Dancing Postmodernism von Merce Cunningham © Anna Schnauss
Ich darf ganz nah dran sein an den Tänzerinnen und Tänzern. Aus der Nähe erkenne ich, wie vergleichsweise einfach eine Ballettbewegung ist im Gegensatz zum Halten einer Figur unter Spannung. Das geht unter meine Haut. Wow!
Dancing Postmodernism | Merce Cunningham
„How To Pass, Kick, Fall and Run“ (1965)
„Museum Brandhorst Event“
Choreographie Merce Cunningham
Inszenierung und Arrangement Daniel Squire
Text John Cage gesprochen von Alfred Schreiner
Ballett Compagnie des Gärtnerplatztheaters München
Museum Brandhorst, München, 8. Mai 2025
von Frank Heublein
An diesem Abend führt die Ballett Compagnie des Münchner Gärtnerplatztheaters zwei Choreographien von Merce Cunningham auf: „How To Pass, Kick, Fall and Run“ aus dem Jahr 1965 und „Museum Brandhorst Event“.
Das ist eine Zusammenstellung aus mehreren Choreografien, die die Idee Events aufgreift. Im Jahr 1964 erhielt die Merce Cunningham Dance Company eine Einladung zu einem Auftritt im Museum des 20. Jahrhunderts in Wien. Dieses „Museum Event No. 1“ war das erste „Event“ der Compagnie und Events werden heutzutage lizensiert vom Merce Cunningham Trust.
Die Aufführung findet im Rosen-Saal des Museums statt, der großformatige Rosenbilder Cy Twomblys ausstellt. Sie ist Teil des kombinierten Ausstellungskonzepts „5 Freunde. John Cage, Merce Cunningham, Jasper Johns, Robert Rauschenberg, Cy Twombly“, die das Schaffen der fünf Künstler und deren gegenseitige Beeinflussung in den Mittelpunkt stellt.

Die Beeinflussung wirkt sich auch in dieser Aufführung aus, da der Tanz „ganz automatisch“ einen rosalen Twombly Hintergrund gewinnt.
In „How To Pass, Kick, Fall and Run“ liest Ausschnitte aus John Cages Text „Indeterminacy“. Ab und an hält er inne. Eine echte Interaktion zwischen dem Gesagten und Getanzten entsteht wenigstens in mir nicht. Das Stück hat laut Programminformation einen spielerisch-sportlichen Charakter. Unterschiedliche Formationen, solistische bis zu zwei Paaren lösen einander ab.

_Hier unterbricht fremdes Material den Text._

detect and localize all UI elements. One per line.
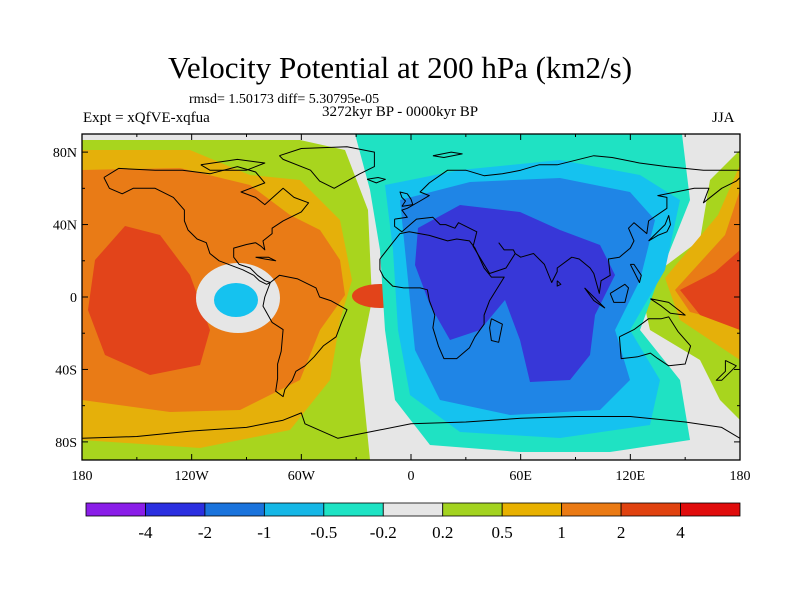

Bewegungen werden mehrfach wiederholt, in mir entsteht durch die Wiederholung eine Verdichtung der Empfindung. Zugleich beobachte ich genauer, achte auf Details wie die Streckung eines Beins etwa. So nah sehe ich die konzentrierte Spannung der Körper sehr genau.

Für die Musik oder sollte ich eher sagen Geräuschabfolge, die ich im Museum Brandhorst Event höre, gehört nach meinem Gehör ein präparierter Flügel. Dieser wird mit allerlei Werkzeugen bearbeitet. Wenn die dabei entstehenden Geräusche länger andauern, wird mein Hören schmerzhaft. Das Tanzen hingegen wirkt hier im Gegensatz zum ersten Stück gemeinschaftlicher. Erneut faszinieren mich insbesondere die Details, die ich den tanzenden Körpern abschauen kann.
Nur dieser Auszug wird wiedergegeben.